Edit Distance
29% Accepted
Given two words word1 and word2,
find the minimum number of steps required to convert word1 to word2. (each operation is counted as 1 step.)
You have the following 3 operations permitted on a word:
Insert a character
Delete a character
Replace a character
Have you met this question in a real interview?

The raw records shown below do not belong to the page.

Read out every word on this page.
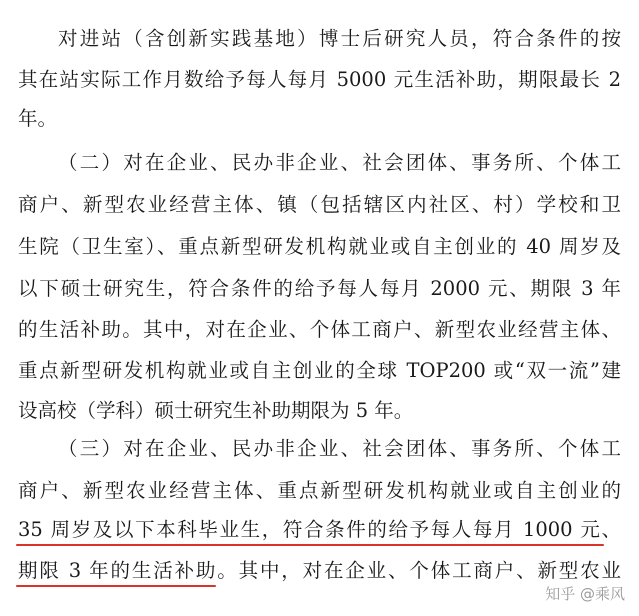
对进站（含创新实践基地）博士后研究人员，符合条件的按
其在站实际工作月数给予每人每月 5000 元生活补助，期限最长 2
年。
（二）对在企业、民办非企业、社会团体、事务所、个体工
商户、新型农业经营主体、镇（包括辖区内社区、村）学校和卫
生院（卫生室）、重点新型研发机构就业或自主创业的 40 周岁及
以下硕士研究生，符合条件的给予每人每月 2000 元、期限 3 年
的生活补助。其中，对在企业、个体工商户、新型农业经营主体、
重点新型研发机构就业或自主创业的全球 TOP200 或“双一流”建
设高校（学科）硕士研究生补助期限为 5 年。
（三）对在企业、民办非企业、社会团体、事务所、个体工
商户、新型农业经营主体、重点新型研发机构就业或自主创业的
35 周岁及以下本科毕业生，符合条件的给予每人每月 1000 元、
期限 3 年的生活补助。其中，对在企业、个体工商户、新型农业
知乎 @乘风
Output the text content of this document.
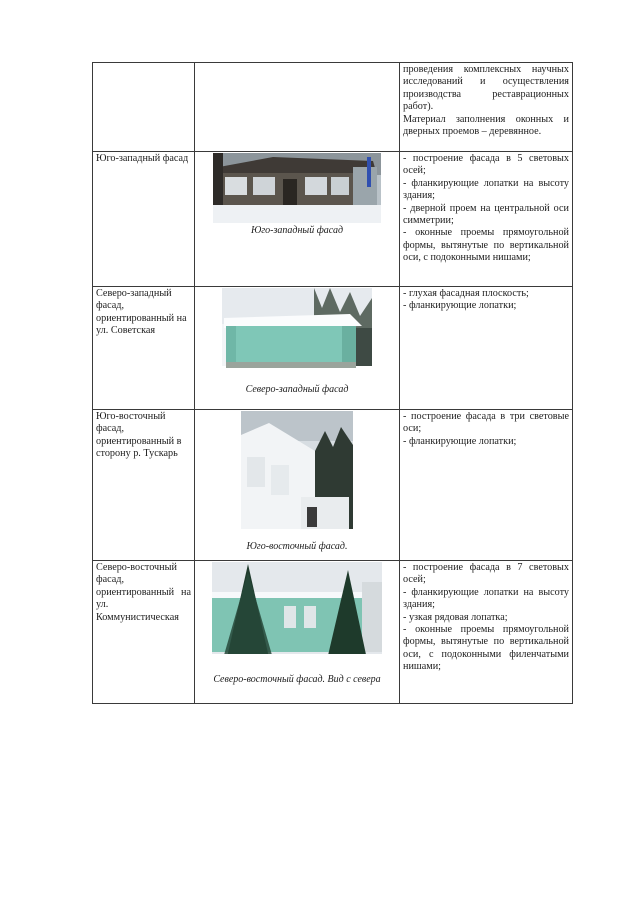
		проведения комплексных научных исследований и осуществления производства реставрационных работ).

Материал заполнения оконных и дверных проемов – деревянное.

Юго-западный фасад	Юго-западный фасад	- построение фасада в 5 световых осей;

- фланкирующие лопатки на высоту здания;

- дверной проем на центральной оси симметрии;

- оконные проемы прямоугольной формы, вытянутые по вертикальной оси, с подоконными нишами;

Северо-западный фасад, ориентированный на ул. Советская	Северо-западный фасад	- глухая фасадная плоскость;

- фланкирующие лопатки;

Юго-восточный фасад, ориентированный в сторону р. Тускарь	Юго-восточный фасад.	- построение фасада в три световые оси;

- фланкирующие лопатки;

Северо-восточный фасад, ориентированный на ул. Коммунистическая	Северо-восточный фасад. Вид с севера	- построение фасада в 7 световых осей;

- фланкирующие лопатки на высоту здания;

- узкая рядовая лопатка;

- оконные проемы прямоугольной формы, вытянутые по вертикальной оси, с подоконными филенчатыми нишами;
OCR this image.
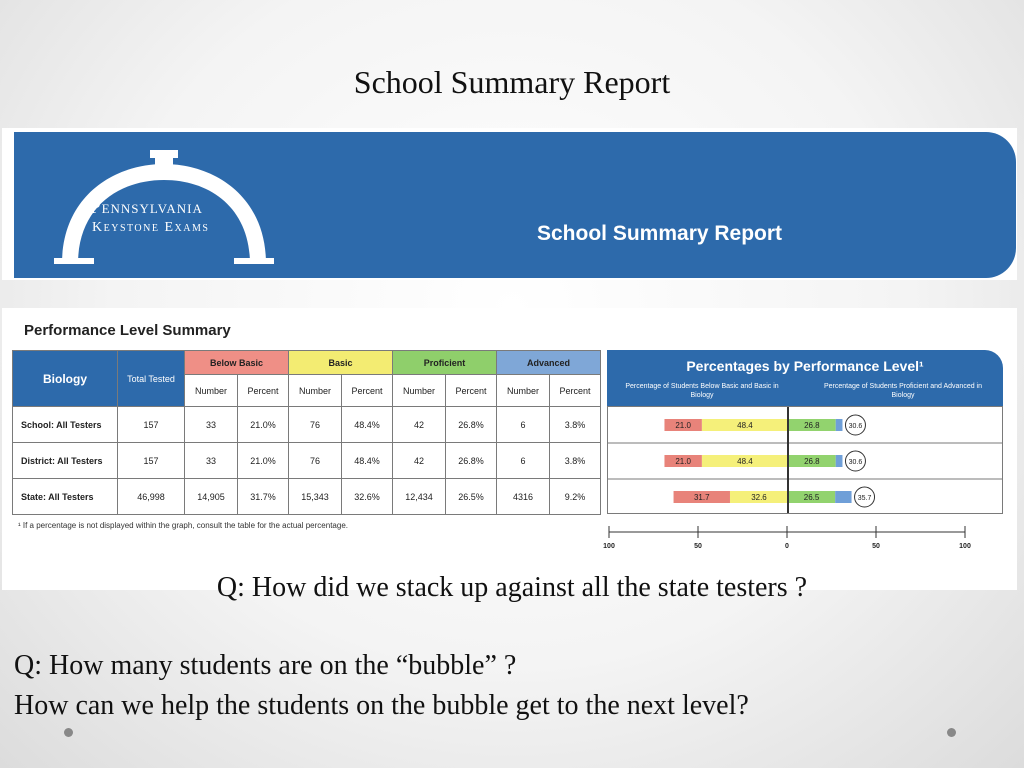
School Summary Report
Pennsylvania
Keystone Exams	School Summary Report
Performance Level Summary
Biology	Total Tested	Below Basic		Basic		Proficient		Advanced	
		Number	Percent	Number	Percent	Number	Percent	Number	Percent
School: All Testers	157	33	21.0%	76	48.4%	42	26.8%	6	3.8%
District: All Testers	157	33	21.0%	76	48.4%	42	26.8%	6	3.8%
State: All Testers	46,998	14,905	31.7%	15,343	32.6%	12,434	26.5%	4316	9.2%
Percentages by Performance Level¹
Percentage of Students Below Basic and Basic in Biology
Percentage of Students Proficient and Advanced in Biology
21.0	48.4	26.8	30.6
21.0	48.4	26.8	30.6
31.7	32.6	26.5	35.7
¹ If a percentage is not displayed within the graph, consult the table for the actual percentage.
100	50	0	50	100
Q: How did we stack up against all the state testers ?
Q: How many students are on the “bubble” ?
How can we help the students on the bubble get to the next level?
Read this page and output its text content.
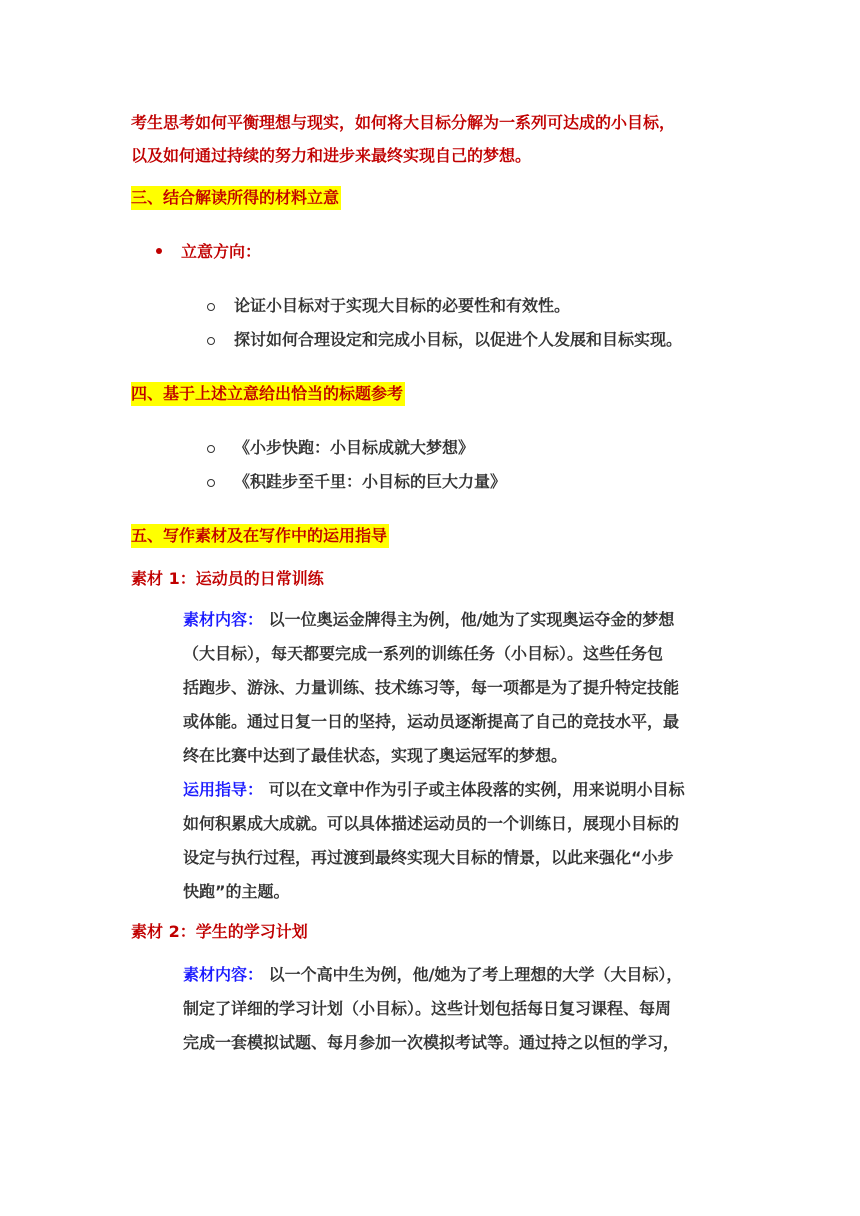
考生思考如何平衡理想与现实，如何将大目标分解为一系列可达成的小目标，
以及如何通过持续的努力和进步来最终实现自己的梦想。

三、结合解读所得的材料立意
立意方向：
论证小目标对于实现大目标的必要性和有效性。
探讨如何合理设定和完成小目标，以促进个人发展和目标实现。
四、基于上述立意给出恰当的标题参考
《小步快跑：小目标成就大梦想》
《积跬步至千里：小目标的巨大力量》
五、写作素材及在写作中的运用指导
素材 1：运动员的日常训练
素材内容： 以一位奥运金牌得主为例，他/她为了实现奥运夺金的梦想
（大目标），每天都要完成一系列的训练任务（小目标）。这些任务包
括跑步、游泳、力量训练、技术练习等，每一项都是为了提升特定技能
或体能。通过日复一日的坚持，运动员逐渐提高了自己的竞技水平，最
终在比赛中达到了最佳状态，实现了奥运冠军的梦想。
运用指导： 可以在文章中作为引子或主体段落的实例，用来说明小目标
如何积累成大成就。可以具体描述运动员的一个训练日，展现小目标的
设定与执行过程，再过渡到最终实现大目标的情景，以此来强化“小步
快跑”的主题。
素材 2：学生的学习计划
素材内容： 以一个高中生为例，他/她为了考上理想的大学（大目标），
制定了详细的学习计划（小目标）。这些计划包括每日复习课程、每周
完成一套模拟试题、每月参加一次模拟考试等。通过持之以恒的学习，
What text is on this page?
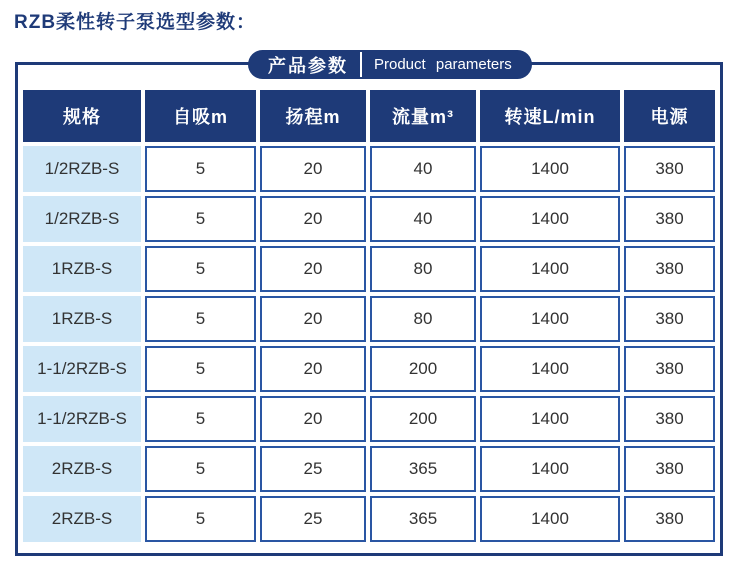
RZB柔性转子泵选型参数：
产品参数	Product parameters
规格	自吸m	扬程m	流量m³	转速L/min	电源
1/2RZB-S	5	20	40	1400	380
1/2RZB-S	5	20	40	1400	380
1RZB-S	5	20	80	1400	380
1RZB-S	5	20	80	1400	380
1-1/2RZB-S	5	20	200	1400	380
1-1/2RZB-S	5	20	200	1400	380
2RZB-S	5	25	365	1400	380
2RZB-S	5	25	365	1400	380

Yes
Example
Given word1 = "mart" and word2 = "karma", return 3.
Tags Expand
- String
- Dynamic Programming
思路
- 想规律,实在不行就把例子划出来画图找规律
- 从宏观上去思考规律,画出来的只是辅助出来找规律的
public class Solution {
/**
* @param word1 & word2: Two string.
* @return: The minimum number of steps.
*/
public int minDistance(String word1, String word2) {
// write your code here
if (word1 == null || word1.length() == 0) {
return word2.length();
}
if (word2 == null || word2.length() == 0) {
return word1.length();
}
int[][] min = new int[word1.length()+1][word2.length()+1];
//初始化边界条件容易出错 这里应该是<= word1.length()
//第一次写就写成了< word1.length()
for (int i = 0; i <= word1.length(); i++) {
min[i][0] = i;
}
for (int i = 0; i <= word2.length(); i++) {
min[0][i] = i;
}
for (int i = 1; i <= word1.length(); i++) {
for (int j = 1; j <= word2.length(); j++) {
if (word1.charAt(i-1) != word2.charAt(j-1)) {
//注意这个Min的取值 是连续取两次
//如果长度相等的时候,需要的是replace 所以是min[i-1][j-1] + 1
min[i][j] = Math.min(Math.min(min[i-1][j],min[i][j-1]), min[i-1][j-1]) + 1;
} else {
min[i][j] = min[i-1][j-1];
}
}
}
return min[word1.length()][word2.length()];
}
}